Un incidente “molto serio e grave” denuncia subito Washington impegnata a ridisegnare con il repubblicano Reagan le relazioni Est-Ovest. La cosiddetta dottrina reaganiana che avrà importanti effetti non soltanto in politica internazionale, ma anche nell’economia italiana.

C’è chi parla di una seconda “Guerra Fredda”. Tant’è che al ministro degli Esteri sovietico, Andrej Gromyko, gli Usa negano al suo aereo di atterrare a New York impedendogli di fatto la sua partecipazione ai lavori dell’Assemblea generale dell’Onu del settembre 1983.

E dell’atteggiamento intransigente (di chiusura) assunto dagli Usa con lo storico alleato italiano dopo la “crisi di Sigonella” ne è testimone Andreotti che il 13 ottobre ’83 affronta a Bruxelles “faccia a faccia” Shultz. I due già si conoscono. Andreotti ricorda ancora i sorrisetti e la curiosità di Reagan e del suo braccio destro quando alla casa Bianca era tornato con grado inferiore: da presidente del Consiglio a numero due di Craxi allora nelle vesti di presidente del Consiglio.
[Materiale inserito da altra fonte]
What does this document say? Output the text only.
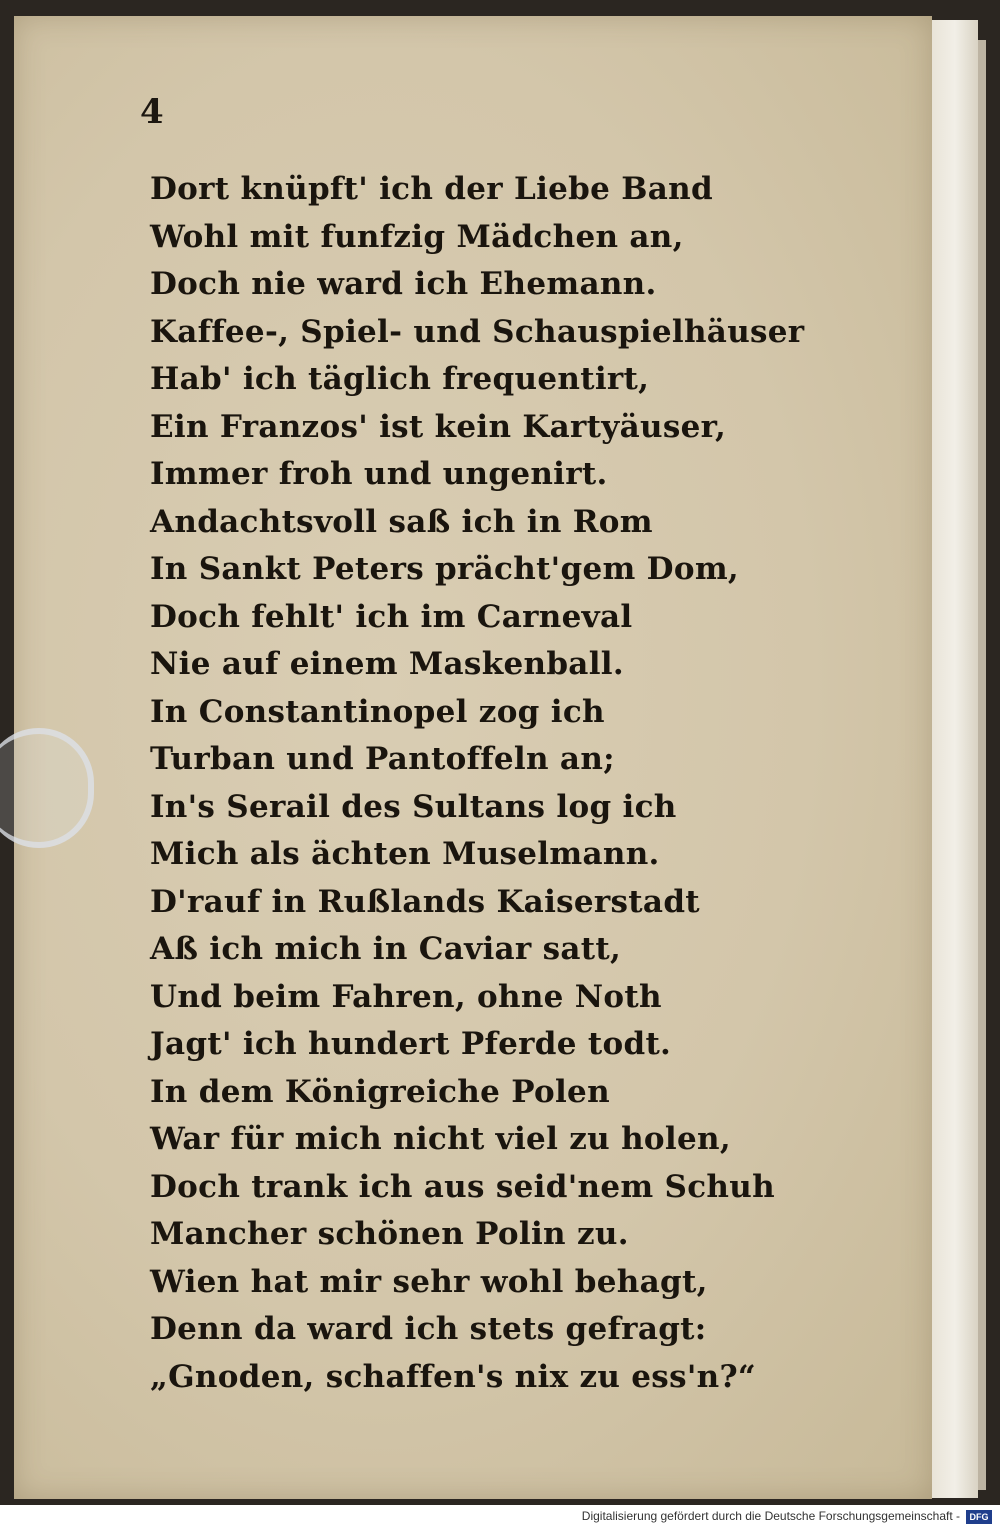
4
Dort knüpft' ich der Liebe Band
Wohl mit funfzig Mädchen an,
Doch nie ward ich Ehemann.
Kaffee-, Spiel- und Schauspielhäuser
Hab' ich täglich frequentirt,
Ein Franzos' ist kein Kartyäuser,
Immer froh und ungenirt.
Andachtsvoll saß ich in Rom
In Sankt Peters prächt'gem Dom,
Doch fehlt' ich im Carneval
Nie auf einem Maskenball.
In Constantinopel zog ich
Turban und Pantoffeln an;
In's Serail des Sultans log ich
Mich als ächten Muselmann.
D'rauf in Rußlands Kaiserstadt
Aß ich mich in Caviar satt,
Und beim Fahren, ohne Noth
Jagt' ich hundert Pferde todt.
In dem Königreiche Polen
War für mich nicht viel zu holen,
Doch trank ich aus seid'nem Schuh
Mancher schönen Polin zu.
Wien hat mir sehr wohl behagt,
Denn da ward ich stets gefragt:
„Gnoden, schaffen's nix zu ess'n?“
Digitalisierung gefördert durch die Deutsche Forschungsgemeinschaft -	DFG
“È un colloquio difficile, ma la stima e la cordialità reciproca salvaguardano da incomprensioni di fondo e prevalgono su ogni durezza formale”, annota il nostro ministro degli Esteri nei “Diari Segreti” (Solferino Editore). Poi aggiunge: “Diamo incarico ai nostri collaboratori di redigere un comunicato di chiarimento impostato sugli aspetti giuridici del nostro comportamento e senza far menzione delle violazioni che i marines hanno compiuto”.

Ma nonostante Andreotti con le sue doti mediatrici da buon cattolico Dc abbia ammorbidito le ire di Shultz, a Washington non abboccano all’esca e bocciano il comunicato. Il Divo Giulio però non si perde d’animo. Tornato a Roma chiama un suo vecchio amico rappresentante all’Onu, Vernon Walters, e gli mette una pulce nell’orecchio (forse un bluff sullo scacchiere internazionale):

“Faccio presente a Walters – annota ancora Andreotti, senza una immediata rettifica di tono da parte di Washington né io né Craxi andremo alla riunione indetta da Reagan per consultare i principali alleati prima dell’incontro a Ginevra con Gorbacev”.

La mossa ha successo: “Dopo poche ore Walters mi richiama chiedendomi la disponibilità di Craxi, naturalmente subito accordata, a ricevere il numero due del Dipartimento di Stato Whitehead, latore di una adeguata lettera di Reagan”.

E quell’”adeguata lettera” sottolineata da Giulio la dice lunga su come due vecchie volpi della diplomazia come Shultz e Andreotti interpretassero il proprio ruolo giocando anche con gli aggettivi della politica.

Del resto nel suo libro di memorie Henry Kissinger nel 1973 già osserva su Giulio: “I suoi modi professionali nascondevano una mente politica acutissima ed era più interessato alla politica estera di ogni suo predecessore che avessi incontrato”.